Somewhere around the middle of Chapter 5, “Apps That Surf the Web”, my programming fingers got itchy, and I decided to take on a small prototype, something that perhaps a small business with field reps might actually want.

I had nothing very complicated in mind. I just wanted to see whether I could rapidly sketch out a simple cloud-based ticketing app, for a home improvement estimator or repair person. The rep logs in, sees what work tickets are available, and then updates information and perhaps takes a picture of the proposed job. Emailing the work order with a picture would be nice.

I got pretty far into wrangling these blocks to achieve my goal. I used GoogleFusion Tables as my data source, into which I added a few rows of job tasks (task number, customer contact, job description, and assigned worker). With a little help from the Fusion component and the powerful “list from CSV table” block, I was able to display this information. My work was tested on the AI emulator, which Roberts explains how to use.

So is AppInventor an SMB class product? Considering that even this modest app I was quickly hammering together would have cost major bucks from a vendor not too long ago, I’d say yes. But with some qualifications.

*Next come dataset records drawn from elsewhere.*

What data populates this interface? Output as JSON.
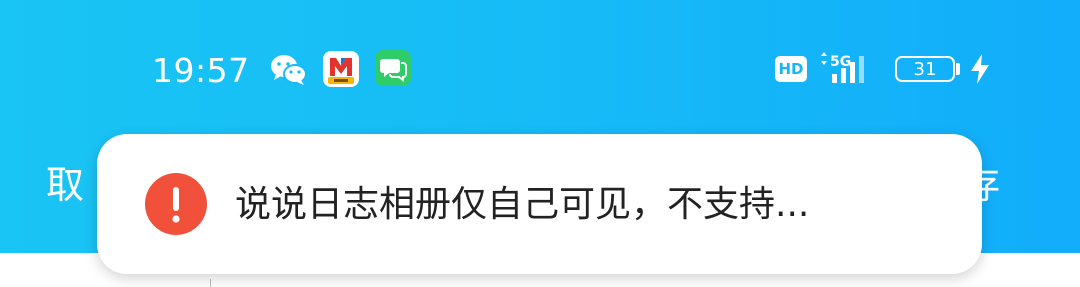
{
  "status_bar": {
    "time": "19:57",
    "network_badge": "HD",
    "network_type": "5G",
    "battery_level": "31",
    "notification_icons": [
      "wechat-icon",
      "app-icon",
      "message-icon"
    ]
  },
  "header": {
    "left_label": "取",
    "right_label": "存"
  },
  "toast": {
    "icon": "exclamation-icon",
    "message": "说说日志相册仅自己可见，不支持..."
  },
  "colors": {
    "header_gradient_start": "#19c5f4",
    "header_gradient_end": "#12adfb",
    "toast_icon": "#f1513a",
    "toast_bg": "#ffffff",
    "text": "#222222"
  }
}
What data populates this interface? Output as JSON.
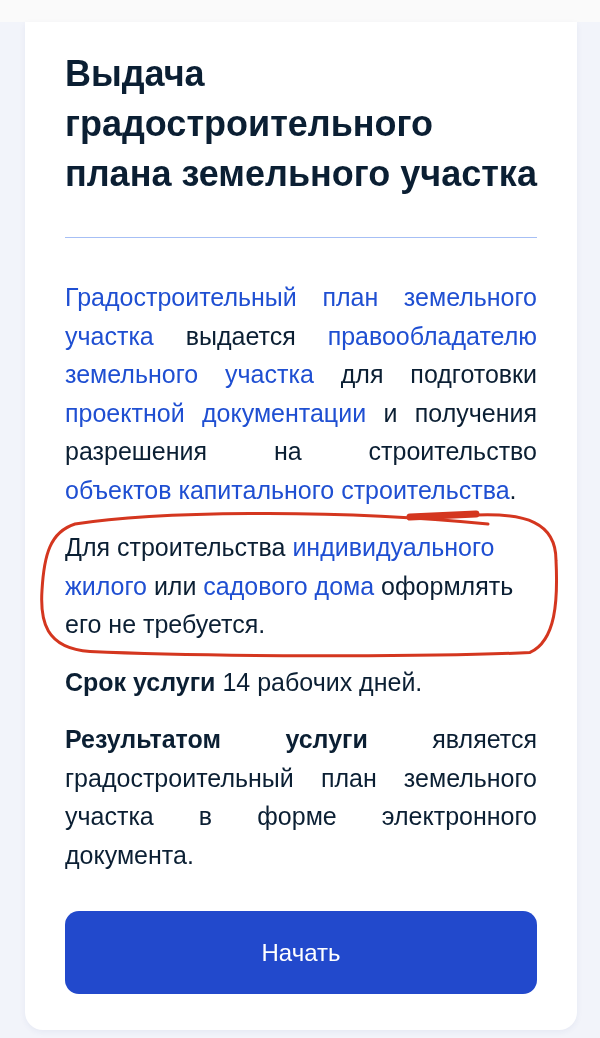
{
  "card": {
    "title": "Выдача градостроительного плана земельного участка",
    "paragraphs": [
      {
        "kind": "justified",
        "circled": false,
        "segments": [
          {
            "kind": "link",
            "text": "Градостроительный план земельного"
          },
          {
            "kind": "link",
            "text": "участка"
          },
          {
            "kind": "plain",
            "text": " выдается "
          },
          {
            "kind": "link",
            "text": "правообладателю"
          },
          {
            "kind": "link",
            "text": "земельного участка"
          },
          {
            "kind": "plain",
            "text": " для подготовки "
          },
          {
            "kind": "link",
            "text": "проектной документации"
          },
          {
            "kind": "plain",
            "text": " и получения разрешения на строительство "
          },
          {
            "kind": "link",
            "text": "объектов капитального строительства"
          },
          {
            "kind": "plain",
            "text": "."
          }
        ]
      },
      {
        "kind": "ragged",
        "circled": true,
        "segments": [
          {
            "kind": "plain",
            "text": "Для строительства "
          },
          {
            "kind": "link",
            "text": "индивидуального"
          },
          {
            "kind": "link",
            "text": "жилого"
          },
          {
            "kind": "plain",
            "text": " или "
          },
          {
            "kind": "link",
            "text": "садового дома"
          },
          {
            "kind": "plain",
            "text": " оформлять его не требуется."
          }
        ]
      },
      {
        "kind": "justified",
        "circled": false,
        "segments": [
          {
            "kind": "plain",
            "text": "**Срок услуги** 14 рабочих дней."
          }
        ]
      },
      {
        "kind": "justified",
        "circled": false,
        "segments": [
          {
            "kind": "plain",
            "text": "**Результатом услуги** является градостроительный план земельного участка в форме электронного документа."
          }
        ]
      }
    ],
    "button": {
      "label": "Начать"
    }
  }
}
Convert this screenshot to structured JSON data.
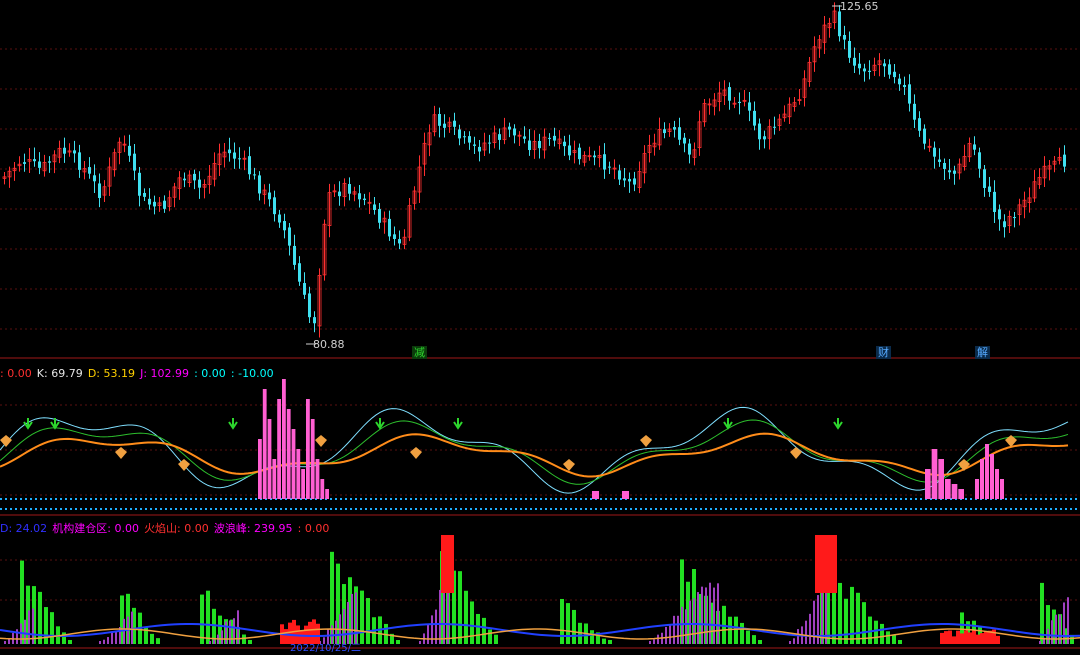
{
  "price_panel": {
    "high_label": "125.65",
    "low_label": "80.88",
    "markers": [
      {
        "text": "减",
        "color": "#2dd62d"
      },
      {
        "text": "财",
        "color": "#55aaff"
      },
      {
        "text": "解",
        "color": "#55aaff"
      }
    ]
  },
  "kdj_panel": {
    "header": [
      {
        "text": ": 0.00",
        "color": "#ff3030"
      },
      {
        "text": "K: 69.79",
        "color": "#e6e6e6"
      },
      {
        "text": "D: 53.19",
        "color": "#ffd000"
      },
      {
        "text": "J: 102.99",
        "color": "#ff00ff"
      },
      {
        "text": ": 0.00",
        "color": "#00ffff"
      },
      {
        "text": ": -10.00",
        "color": "#00ffff"
      }
    ]
  },
  "flow_panel": {
    "header": [
      {
        "text": "D: 24.02",
        "color": "#3030ff"
      },
      {
        "text": "机构建仓区: 0.00",
        "color": "#ff00ff"
      },
      {
        "text": "火焰山: 0.00",
        "color": "#ff3030"
      },
      {
        "text": "波浪峰: 239.95",
        "color": "#ff00ff"
      },
      {
        "text": ": 0.00",
        "color": "#ff3030"
      }
    ],
    "date_label": "2022/10/25/二"
  },
  "colors": {
    "up": "#ff3030",
    "down": "#40e0f0",
    "kline": "#7fdfff",
    "dline": "#2dbf2d",
    "jline": "#ff8c1a",
    "hist_pink": "#ff5fd2",
    "bar_green": "#22e022",
    "bar_purple": "#a040c0",
    "flame": "#ff1a1a"
  }
}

In my own little project, I stumbled around a bit before I realized there’s no “listbox”-like design element or a table element that can be addressed programatically. By the way, FusionTable is considered an experimental feature–it worked for me, but still. Thankfully, Roberts nicely explains the subtleties of the non-experimental, but somewhat deficient TinyWebDB component for pulling in data from web services.

In short: App Inventor is suitable for some small businesses with tech minded owners, and perhaps modest deployments in mid-size companies. AI is still evolving, so it will be interesting to check back again in another few months.

However, I would have no hesitation in recommending Packt’s Google App Inventor for anyone who wants to get the most out of Android gadgets with minimal programming effort.